We remember Kristallnacht on the International Day against Fascism and Anti-Semitism

We remember Kristallnacht on the International Day against Fascism and Anti-Semitism

Kristallnacht 9 November 1938 dont stand by

Kristallnacht 9 November 1938

November 9th marks the anniversary of Kristallnacht. It is also the annual International Day against Fascism and Anti-Semitism.

Kristallnacht (night of broken glass) is the name given to the fateful night in 1938 when Nazi hordes ran wild throughout Berlin and many other German cities, smashing windows, looting and destroying Jewish businesses, education centres, homes and synagogues. Jewish houses of worship were desecrated and then set afire. Thousands of Jews were rounded up, some beaten to death, others sent to concentration camps, Jewish artefacts, books and records were destroyed forever.

First-hand accounts of that night grow ever more scarce. 77 years have passed. Many of those arrested or sent directly to concentration camps that night perished in the Holocaust. One such first hand account of Krystallnacht has been published today in the Wall Street Journal by a Mr. Lang:

I will never forget seeing the unimaginable horror of the night and the following day 77 years ago. By luck, my parents were not in Berlin. I was at my grandmother’s. Through the window I could see my beautiful synagogue engulfed in flames as desperate screams rose from the street below. Each knock on our apartment door brought terror, followed by incredible relief. By some miracle, two of my uncles made it to my grandmother’s seeking safety from the savagery of this night.

The next morning as I wandered through my neighborhood, I saw shards of plate glass everywhere, as every Jewish-owned shop had been looted and painted with vile Jew-hating slogans. Uniformed Nazis and their sympathizers were having fun as they surveyed their brutality. One group looked at a large stain on the street that was said to be the blood of a Jew. Even now I can hear their laughter.
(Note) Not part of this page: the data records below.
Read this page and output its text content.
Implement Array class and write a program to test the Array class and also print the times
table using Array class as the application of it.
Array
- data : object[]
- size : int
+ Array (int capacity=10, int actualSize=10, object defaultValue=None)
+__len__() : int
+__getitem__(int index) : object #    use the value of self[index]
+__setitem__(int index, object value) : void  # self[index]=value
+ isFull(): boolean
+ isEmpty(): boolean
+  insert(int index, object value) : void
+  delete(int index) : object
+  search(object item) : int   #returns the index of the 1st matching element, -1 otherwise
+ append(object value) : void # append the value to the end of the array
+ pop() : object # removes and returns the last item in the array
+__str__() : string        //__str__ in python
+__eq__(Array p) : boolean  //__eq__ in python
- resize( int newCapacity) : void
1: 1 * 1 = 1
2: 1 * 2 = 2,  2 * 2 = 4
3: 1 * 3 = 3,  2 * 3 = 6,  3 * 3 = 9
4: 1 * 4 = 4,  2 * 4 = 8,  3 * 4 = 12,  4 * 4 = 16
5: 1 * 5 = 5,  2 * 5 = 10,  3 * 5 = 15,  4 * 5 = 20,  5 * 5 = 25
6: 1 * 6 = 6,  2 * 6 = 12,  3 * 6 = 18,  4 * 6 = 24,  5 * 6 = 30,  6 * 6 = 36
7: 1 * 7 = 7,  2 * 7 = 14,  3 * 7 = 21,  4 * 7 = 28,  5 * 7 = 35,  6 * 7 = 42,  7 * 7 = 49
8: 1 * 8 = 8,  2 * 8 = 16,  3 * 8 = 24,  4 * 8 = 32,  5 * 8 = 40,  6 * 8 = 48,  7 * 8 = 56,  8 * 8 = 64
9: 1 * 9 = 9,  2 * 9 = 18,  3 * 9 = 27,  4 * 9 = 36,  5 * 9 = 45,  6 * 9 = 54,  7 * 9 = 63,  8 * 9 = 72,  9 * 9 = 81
Mr Lang was lucky enough to get a place on the Kindertransport and fled Germany. Arriving in the USA in 1940. He point’s out that once again, the world is aware of racially motivated attacks on civilians, just like those the Jews experienced on Kristallnacht. Today, Christians in the Middle East fear the same horrors and fears. Whilst many governments are quick to condemn the horrors playing out in the middle-east, there is little desire to come to their rescue. This makes the 2016 theme of Holocaust Memorial Day even more important. ‘Don’t Stand By’ speaks as much of the world today as it does to the mistakes of the past that allowed The Holocaust to happen.

In another article, this time for Times of Israel, Judy Lash Balint writes about her family’s experience of Kristallnacht and The Holocaust:

On November 9, 1938, my father, Werner Leschziner, 27, was at work at the Handelsbank Ivria in Leipzig. That night he was dragged out of his rented room at Nordplatz 2 and thrown, together with thousands of other Jews, into the Buchenwald concentration camp…

Werner Leschziner, survivor of Kristallnacht & The Holocaust

Werner Leschziner, survivor of Kristallnacht and The Holocaust

My mother’s parents [Avraham and Ida Ehrenreich] fled ahead of the Nazis to Antwerp and then to France, where they were rounded up and sent to a series of camps near the French Pyrenees. Eventually, in August 1942, they were transported by the French national railroad to Drancy and arrived in Auschwitz on September 11 1942. Both then in their 50s, they didn’t survive another day…

…On Kristallnacht 2015, I mark not only the fate of those like my father, who endured but survived Buchenwald, and my grandparents who perished in Treblinka and Auschwitz, but the ongoing injustice and refusal of the guilty nations to acknowledge the suffering and offer up anything resembling meaningful reparations.

So today, on International Day Against Fascism and Anti-Semitism, on the anniversary of Kristallnacht, a prelude to The Holocaust, known about by Government’s around the world, Government’s who knew of events occurring in pre-war Germany and who stood by,

I urge you to think about the theme of Holocaust Memorial Day 2016 and ask one thing of you: Don’t stand by. Do something to educate, inform, remember – every act of memory and commemoration is an act in the name of those that perished in the Holocaust and helps reduce the chance of history repeating itself yet again.